FDA Recalls BP Drug Valsartan For Cancer Concerns

The U.S. Food and Drug Administration issued a voluntary recall of several medications that contain the active ingredient valsartan, which is used to treat high blood pressure and heart failure.

According to FDA, the recall is due to an impurity, N-nitrosodimethylamine (NDMA), which was found in the recalled products. NDMA is classified as a probable human carcinogen—a substance that could cause cancer. The findings are based on results from recent laboratory test.

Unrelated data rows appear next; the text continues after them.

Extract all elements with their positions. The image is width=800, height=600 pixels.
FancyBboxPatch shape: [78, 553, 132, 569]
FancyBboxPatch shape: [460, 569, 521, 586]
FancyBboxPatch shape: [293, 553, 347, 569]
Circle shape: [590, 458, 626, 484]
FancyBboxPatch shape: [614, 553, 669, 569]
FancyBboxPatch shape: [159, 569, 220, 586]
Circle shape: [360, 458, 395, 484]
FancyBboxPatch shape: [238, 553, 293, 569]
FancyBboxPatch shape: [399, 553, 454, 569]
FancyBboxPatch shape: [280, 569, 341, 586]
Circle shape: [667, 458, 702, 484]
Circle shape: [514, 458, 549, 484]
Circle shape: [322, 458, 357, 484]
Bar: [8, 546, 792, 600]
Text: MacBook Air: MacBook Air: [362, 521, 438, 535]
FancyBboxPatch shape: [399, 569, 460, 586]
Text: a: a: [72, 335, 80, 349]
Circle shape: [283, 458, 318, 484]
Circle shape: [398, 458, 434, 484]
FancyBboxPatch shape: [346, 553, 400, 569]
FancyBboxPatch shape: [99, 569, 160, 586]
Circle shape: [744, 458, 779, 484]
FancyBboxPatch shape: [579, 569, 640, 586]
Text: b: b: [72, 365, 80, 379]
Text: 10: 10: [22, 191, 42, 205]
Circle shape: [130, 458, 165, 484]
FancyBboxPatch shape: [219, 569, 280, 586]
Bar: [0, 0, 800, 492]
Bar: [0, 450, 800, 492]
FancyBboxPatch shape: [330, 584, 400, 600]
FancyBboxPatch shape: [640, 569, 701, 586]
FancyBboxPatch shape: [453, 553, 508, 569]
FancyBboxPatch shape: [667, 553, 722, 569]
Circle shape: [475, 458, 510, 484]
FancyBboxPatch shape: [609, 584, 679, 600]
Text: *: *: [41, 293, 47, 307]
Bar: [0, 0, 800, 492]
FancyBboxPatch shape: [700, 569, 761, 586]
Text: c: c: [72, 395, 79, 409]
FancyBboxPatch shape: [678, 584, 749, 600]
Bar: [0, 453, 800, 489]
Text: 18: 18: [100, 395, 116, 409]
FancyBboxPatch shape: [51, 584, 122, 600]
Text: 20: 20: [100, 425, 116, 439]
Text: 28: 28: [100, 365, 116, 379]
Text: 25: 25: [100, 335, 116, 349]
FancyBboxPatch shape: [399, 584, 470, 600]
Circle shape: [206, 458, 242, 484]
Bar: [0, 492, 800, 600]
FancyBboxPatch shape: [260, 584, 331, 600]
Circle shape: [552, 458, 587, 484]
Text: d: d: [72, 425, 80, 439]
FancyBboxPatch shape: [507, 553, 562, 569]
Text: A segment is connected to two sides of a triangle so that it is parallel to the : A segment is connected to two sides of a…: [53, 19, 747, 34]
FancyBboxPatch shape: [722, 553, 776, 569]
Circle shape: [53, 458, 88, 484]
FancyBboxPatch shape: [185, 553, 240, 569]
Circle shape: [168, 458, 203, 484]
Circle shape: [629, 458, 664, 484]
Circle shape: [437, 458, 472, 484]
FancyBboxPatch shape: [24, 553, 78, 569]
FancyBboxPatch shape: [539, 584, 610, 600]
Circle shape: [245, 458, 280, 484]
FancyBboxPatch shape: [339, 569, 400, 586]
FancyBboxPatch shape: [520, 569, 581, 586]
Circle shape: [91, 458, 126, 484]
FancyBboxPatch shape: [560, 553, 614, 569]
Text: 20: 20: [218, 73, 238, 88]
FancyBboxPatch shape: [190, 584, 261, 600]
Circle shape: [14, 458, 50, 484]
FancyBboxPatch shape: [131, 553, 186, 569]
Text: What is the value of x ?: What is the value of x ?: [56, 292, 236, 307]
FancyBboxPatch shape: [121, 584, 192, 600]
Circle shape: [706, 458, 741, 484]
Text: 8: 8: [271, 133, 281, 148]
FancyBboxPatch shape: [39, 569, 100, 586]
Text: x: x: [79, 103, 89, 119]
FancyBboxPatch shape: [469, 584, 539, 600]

Not all products containing valsartan are being recalled.

The specific medicines recalled are:

  • Valsartan, Major Pharmaceuticals.
  • Valsartan, Solco Healthcare.
  • Valsartan, Teva Pharmaceuticals Industries Ltd.
  • Valsartan/Hydrochlorothiazide (HCTZ), Solco Healthcare.
  • Valsartan/Hydrochlorothiazide (HCTZ), Teva Pharmaceuticals Industries Ltd.

The FDA says that patients already taking the recalled medications should contact their pharmacist or doctor immediately.

* The Content is not intended to be a substitute for professional medical advice, diagnosis, or treatment. Always seek the advice of your physician or other qualified health provider with any questions you may have regarding a medical condition.